De pronto pensó en la Retirada. Ella debía de ser todavía una adolescente —no mucho mayor de lo que era Sachi— cuando llegó al palacio para ser la tercera esposa del señor Iesada. Y había ganado. Lo había sobrevivido y había ocupado el lugar de Honju-in. Pero de todas formas, haber compartido lecho con un personaje tan importante... Ningún mortal podía elegir su destino en este mundo, y menos aún las mujeres, ni siquiera una mujer tan inteligente, fogosa y hermosa como la Retirada. Y luego, al final, verse convertida en viuda, arrojada a la orilla de la vida poco después de cumplir veinte años. Sachi intentó imaginar la tristeza y la decepción que se ocultaban bajo esa fachada de acero. Era algo que hasta entonces nunca se le habría ocurrido pensar. Pero ahora, con el recuerdo de Su Majestad tan presente, todo parecía diferente.

—¿Qué le pasó al señor Ieyoshi? —preguntó con inquietud—. ¿Y al señor Iesada?

Haru frunció la frente y negó con la cabeza.

—Eso te lo contaré otro día —dijo con gravedad.

III

Sachi estaba tan trastornada que temía no poder concentrarse en sus estudios. Pero mientras copiaba poemas, procurando que su pincel danzara por el papel con la misma fluidez y la misma elegancia con que lo hacía el de Haru, notó que su mente se calmaba como la superficie de un estanque cuando deja de soplar el viento. Iba muy atrasada respecto a las otras jóvenes damas en casi todo —caligrafía, clásicos chinos, poesía, ceremonia del té, interpretación de las cenizas de incienso y todas las otras artes distinguidas que las mujeres debían dominar—, pero estaba decidida a alcanzarlas tan deprisa como fuera posible.

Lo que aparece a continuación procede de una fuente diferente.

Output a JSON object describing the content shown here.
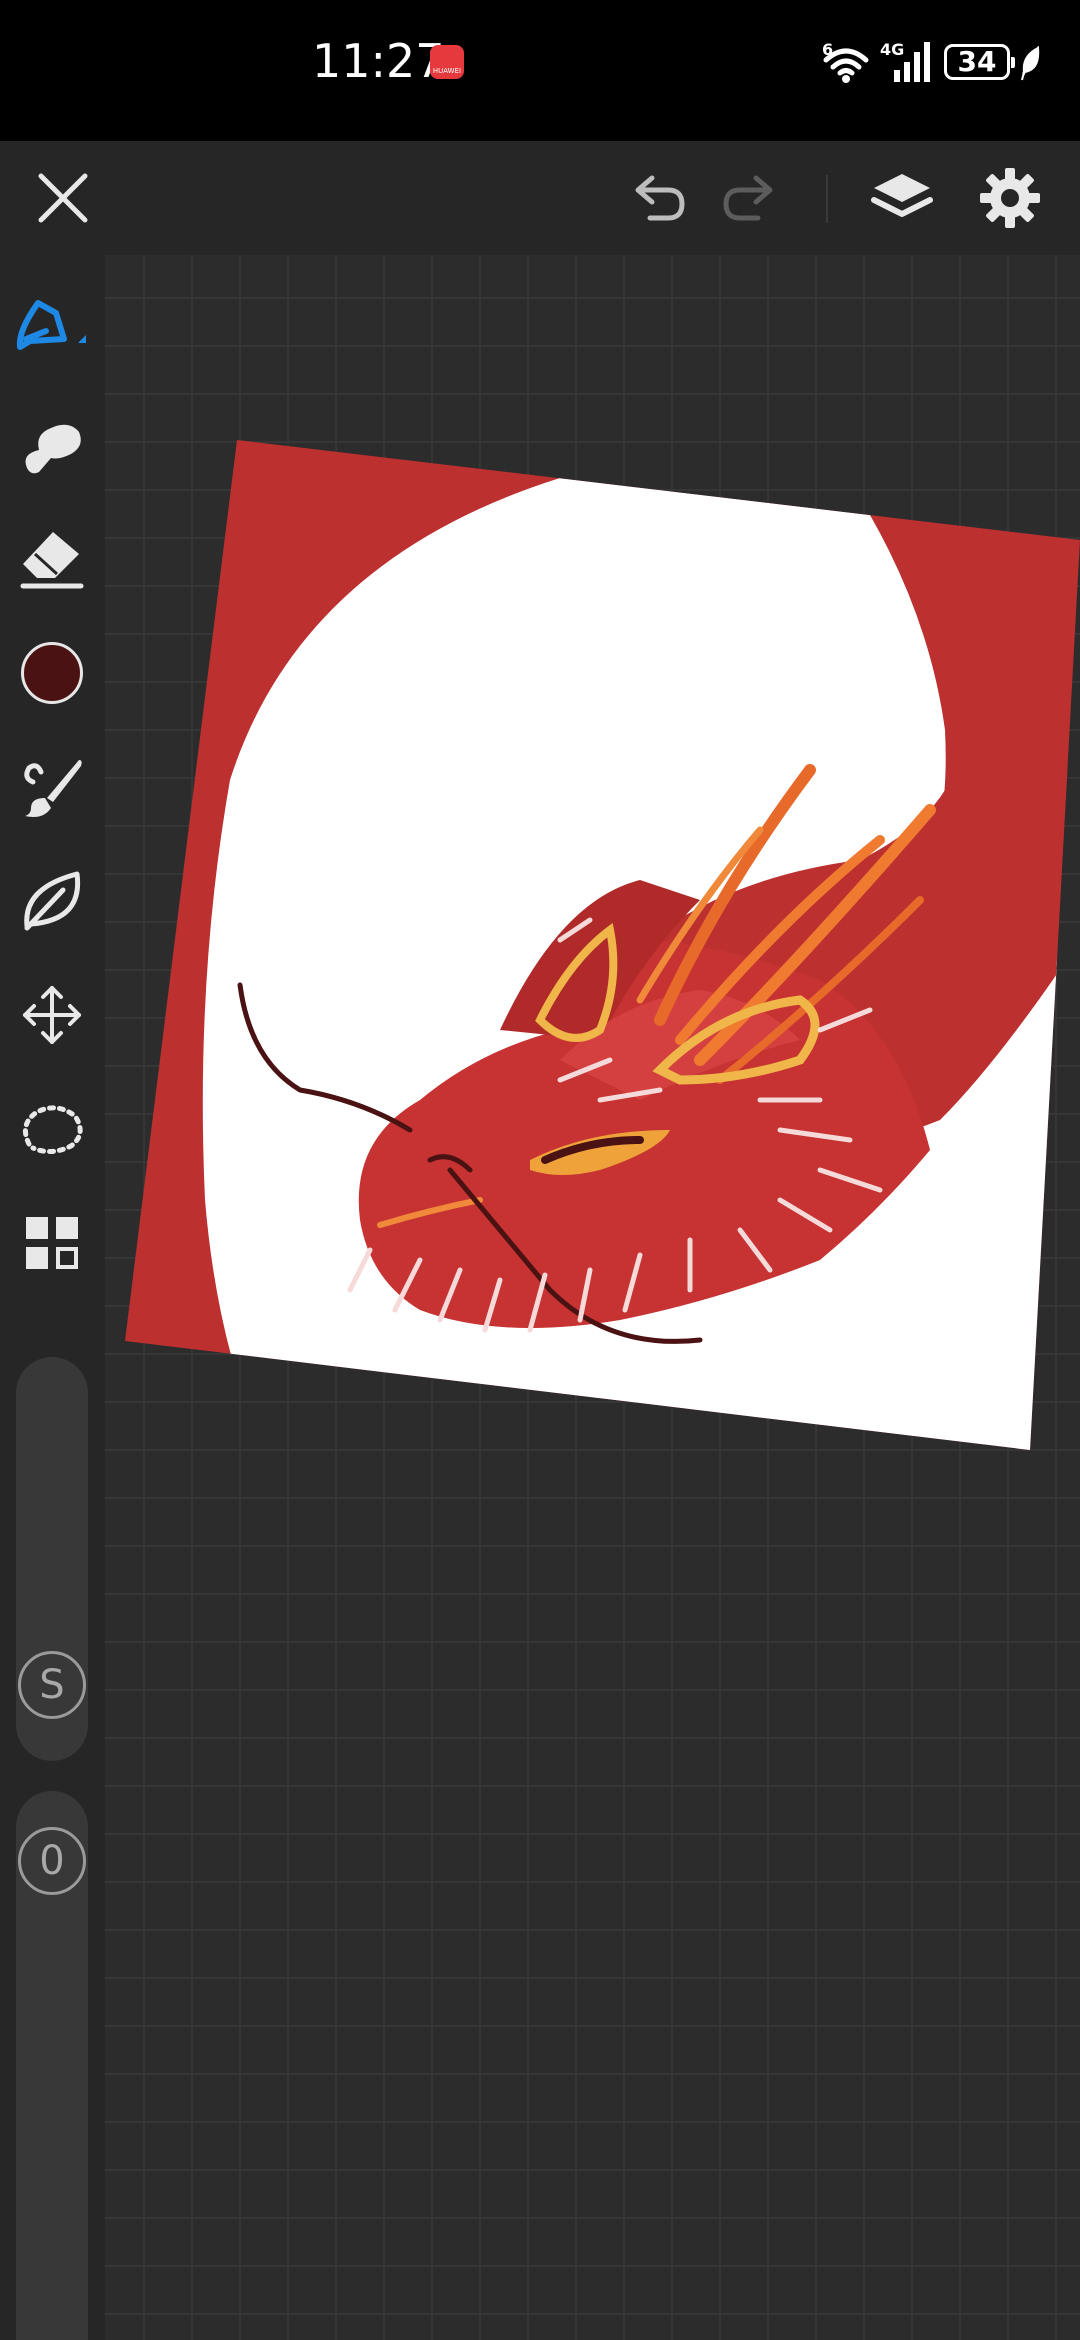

Por la tarde fue a la sala de entrenamiento. Sus criadas la siguieron y le llevaron el traje. Taki le llevaba la alabarda.

En la sala de entrenamiento había ya unas cuantas jóvenes, ataviadas con el uniforme de las guardianas del palacio. Sachi se puso también la falda abierta, de una tela rígida y negra, y la chaqueta de áspera seda con el emblema de la casa de Tokugawa —tres hojas de malvarrosa— aplicado en la espalda. La tela, áspera, le arañaba la piel. Se puso una gorra negra, rígida, y se la ató firmemente con una cinta blanca.